Compulsory education was another bad Massachusetts idea. Florida should abolish the requirement. The savings will allow schemes to educate the impoverished, talented and force others into learning a trade.

    CommoChief in reply to E Howard Hunt. | May 29, 2024 at 10:08 am

    I kinda agree. I would prefer to see a reformed process for public ED. Begin 1st grade at age five but use a ‘shotgun start’ with year round school consisting of ten week periods. You begin school in the next cohort ten week after you turn five. Grades 1-8 mandatory. Testing out and early advancement optional. Add in some basic ‘adulting’ classes personal finance, basic auto and home maintenance/repair, basic carpentry, gardening, cooking and meal prep, home economics. Use these classes in the 7th and 8th grades to demonstrate how things work in the real world; geometry and math are used in construction trades. Then have an exam pass/fail at 85% of each subject. Basically this becomes the new GED.

    Now the graduate can continue in more advanced HS courses or duel credit Community College courses or enter a trade, get a part time job and votech education, homeschool, private school, POD learning or some combination.

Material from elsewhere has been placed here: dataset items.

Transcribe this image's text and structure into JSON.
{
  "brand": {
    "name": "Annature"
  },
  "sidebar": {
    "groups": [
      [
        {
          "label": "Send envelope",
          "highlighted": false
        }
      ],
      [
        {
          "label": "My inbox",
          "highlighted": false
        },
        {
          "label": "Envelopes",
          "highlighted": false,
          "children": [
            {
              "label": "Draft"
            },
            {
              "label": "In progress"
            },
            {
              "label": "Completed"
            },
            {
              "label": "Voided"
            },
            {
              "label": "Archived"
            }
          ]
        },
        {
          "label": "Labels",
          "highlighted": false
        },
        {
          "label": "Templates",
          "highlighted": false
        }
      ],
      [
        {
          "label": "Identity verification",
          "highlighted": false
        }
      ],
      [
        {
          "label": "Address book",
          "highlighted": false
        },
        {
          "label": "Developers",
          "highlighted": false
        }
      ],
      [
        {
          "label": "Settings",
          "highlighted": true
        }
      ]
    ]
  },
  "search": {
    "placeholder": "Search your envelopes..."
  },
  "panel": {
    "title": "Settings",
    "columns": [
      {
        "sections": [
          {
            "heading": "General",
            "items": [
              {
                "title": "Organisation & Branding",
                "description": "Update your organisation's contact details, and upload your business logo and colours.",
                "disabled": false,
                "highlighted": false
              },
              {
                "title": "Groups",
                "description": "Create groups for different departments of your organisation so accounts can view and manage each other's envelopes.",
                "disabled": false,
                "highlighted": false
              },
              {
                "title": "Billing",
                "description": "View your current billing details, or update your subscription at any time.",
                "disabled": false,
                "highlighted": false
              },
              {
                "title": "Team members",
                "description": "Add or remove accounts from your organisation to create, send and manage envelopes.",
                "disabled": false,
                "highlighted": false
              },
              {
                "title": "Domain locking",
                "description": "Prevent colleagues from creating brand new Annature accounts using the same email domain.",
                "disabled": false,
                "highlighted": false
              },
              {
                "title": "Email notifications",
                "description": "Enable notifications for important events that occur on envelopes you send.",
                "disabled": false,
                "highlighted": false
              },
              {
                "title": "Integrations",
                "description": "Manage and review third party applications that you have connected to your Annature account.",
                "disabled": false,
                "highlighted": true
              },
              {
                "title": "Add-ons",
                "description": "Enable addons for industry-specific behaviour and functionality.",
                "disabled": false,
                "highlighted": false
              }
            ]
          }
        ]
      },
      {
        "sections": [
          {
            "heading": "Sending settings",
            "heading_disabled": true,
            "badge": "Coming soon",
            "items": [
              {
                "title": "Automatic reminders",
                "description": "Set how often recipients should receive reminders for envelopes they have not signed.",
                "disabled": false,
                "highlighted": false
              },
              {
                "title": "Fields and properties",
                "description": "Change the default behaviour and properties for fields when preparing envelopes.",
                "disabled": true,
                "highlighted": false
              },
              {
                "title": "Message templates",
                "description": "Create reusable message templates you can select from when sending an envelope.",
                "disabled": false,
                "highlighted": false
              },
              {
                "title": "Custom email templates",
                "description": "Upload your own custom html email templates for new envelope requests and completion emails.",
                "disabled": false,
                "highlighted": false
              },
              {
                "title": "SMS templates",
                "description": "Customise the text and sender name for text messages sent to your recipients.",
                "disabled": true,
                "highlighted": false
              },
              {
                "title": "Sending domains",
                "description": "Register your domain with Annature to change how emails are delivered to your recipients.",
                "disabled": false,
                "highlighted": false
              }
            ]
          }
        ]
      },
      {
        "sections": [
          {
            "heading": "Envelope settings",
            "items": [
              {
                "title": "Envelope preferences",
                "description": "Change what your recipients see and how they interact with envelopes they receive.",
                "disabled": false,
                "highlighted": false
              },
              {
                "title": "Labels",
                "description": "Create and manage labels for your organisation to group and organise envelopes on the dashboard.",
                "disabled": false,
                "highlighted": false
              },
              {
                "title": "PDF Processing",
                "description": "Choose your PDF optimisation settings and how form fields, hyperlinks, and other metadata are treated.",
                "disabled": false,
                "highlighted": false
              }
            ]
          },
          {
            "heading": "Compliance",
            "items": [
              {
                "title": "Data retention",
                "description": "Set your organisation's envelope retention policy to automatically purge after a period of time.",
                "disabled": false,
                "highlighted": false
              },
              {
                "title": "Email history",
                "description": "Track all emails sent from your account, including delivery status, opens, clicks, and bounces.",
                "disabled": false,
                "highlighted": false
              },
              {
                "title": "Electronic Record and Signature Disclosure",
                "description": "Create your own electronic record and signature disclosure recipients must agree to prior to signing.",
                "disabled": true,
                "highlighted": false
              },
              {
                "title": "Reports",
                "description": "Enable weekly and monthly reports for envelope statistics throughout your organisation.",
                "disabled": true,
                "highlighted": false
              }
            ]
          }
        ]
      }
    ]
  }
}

    I can’t think of much I actually learned grades 1-6 that I didn’t already know, understand how to do or that I didn’t figure out on my own other than cursive writing. I was bored as hell and frustrated. Let the smarter and better prepared students test out and accelerate their education instead of lockstep one size fits all.

      DSHornet in reply to CommoChief. | May 29, 2024 at 10:53 am

      Agreed somewhat.

      The idea of stopping formal education at 8th grade would result in too many just getting by until they’re 14 so they can bail out and sit at home. I would test at alternating years to see where each student’s strengths and weaknesses fall, then address those strengths and weaknesses by accelerated and remedial courses. If an 8th grader has problems with math (I did and still do), help them. If that same student reads and comprehends well (I did and still do – well, mostly), then fertilize that soil and let them grow. The one-size-fits-all approach simply doesn’t work well but the education system insists on hammering square pegs into round holes.

      The memory of poor math instruction at junior high level will be with me until my dying day. I often wonder where I’d be if I adequately understood algebra.
      .

        CommoChief in reply to DSHornet. | May 29, 2024 at 11:10 am

        Nope, not stopping education at 8th grade. Stopping mandatory HS education as currently constituted. See the list of alternatives I set out. None of them involved sitting at home watching the price is right. Keep those or similar options as the list of alternatives while keeping mandatory ED in place till the student turns 17. At 17 let them hold a full time job, heck if they complete the VoTech post 8th grade (age 13 -16) they should be able to do so upon graduation. If the student can test out early they can get an earlier start on the next cohort 10 week of instruction. Fail a ten week exam and repeat the ten week block. This gives smarter and/or better prepared students an opportunity to advance to level of instruction that challenges them while getting away from the one size fits all, every must be taught at the same pace BS. Keep the instruction geared at the average student but doing this helps let students find the level of challenging instruction.

Lest anyone forget. a study showed that 84% of teachers leave public school not because of the pay, but the violence and lack of discipline in the schools.

So while pay is a factor in the quality of schools, until we get the discipline under control and penalize kids (and parents) who disrupt classes and terrorize schools schools, we are spinning our wheels.

Secondly, one of the criticisms of school choice in Florida (like everywhere else) is that vouchers “take money away from public schools.”

In Florida, vouchers are for less dollars per student than what is spent per student in public schools. In other words, students going to other schools via voucher add to the dollars per student for public schools.

Private schools cost the taxpayer less and are producing better results and that terrifies teacher unions and the bloated bureaucracy of public schools.